La discussion est ouverte.
Je serai un peu plus longue que M. le vice-président de la commission pour défendre le postulat de notre ancienne collègue, Mme Sonya Butera. Etre bilingue ou trilingue est sans doute un atout tant pour la scolarisation que pour l’insertion professionnelle. Renforcer les compétences langagières et le plurilinguisme a des avantages certains pour l’économie, mais aussi pour les échanges entre les personnes et les pays. Le Concordat Harmos en reconnaissance de l’atout pour la scolarisation et l’intégration que représente la valorisation de la langue d’origine des élèves allophones, soutient très explicitement les cours de langue et de culture d’origine.
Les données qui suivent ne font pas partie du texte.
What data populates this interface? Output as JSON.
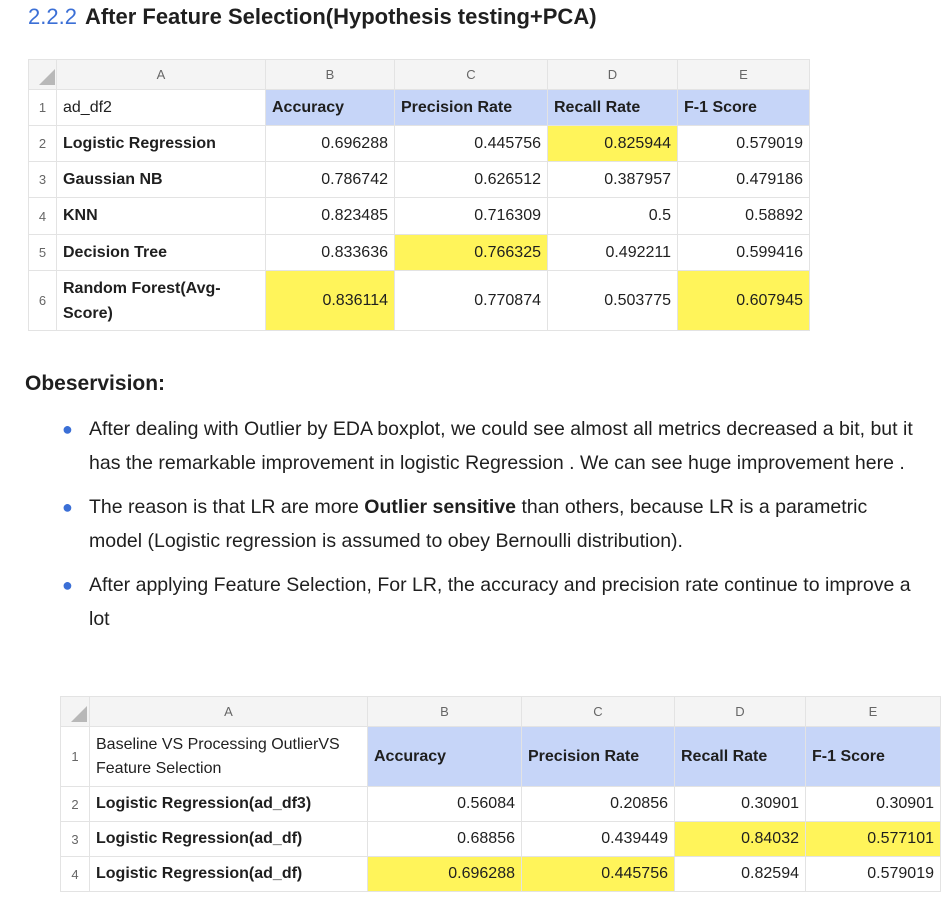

Parce qu’en apprenant à parler la langue maternelle de ses parents et grands-parents avec affluence, les enfants peuvent également améliorer leur compréhension et leur utilisation du français, ainsi que l’apprentissage d’autres langues. C’est pour cette raison que nous vous invitons à soutenir ce postulat qui demande un état des lieux de l’enseignement des langues et des cultures d’origine, dans notre canton, d’étudier l’opportunité de mettre en place une procédure de reconnaissance ou d’accréditation des cours existants et d’envisager une communication proactive sur l’existence de ces cours auprès des familles. L’enseignement de la langue d’origine aide à la communication intergénérationnelle et interculturelle, ce qui soutient l’intégration de toute la famille dans la société d’accueil. En effet, en conservant la langue maternelle des parents et grands-parents, les jeunes peuvent mieux communiquer avec leur famille et leurs amis dans leur pays d’origine et transmettre leur culture aux générations futures. C’est une invitation au dialogue interculturel qui soutient fortement le bien-être, l’estime de soi, la confiance en soi et l’inclusion des jeunes. Nous soutiendrons les conclusions du rapport de la commission et nous vous invitons à faire de même.
Retour à l'ordre du jourLa discussion est close.
Le rapport du Conseil d’Etat est approuvé à l’unanimité.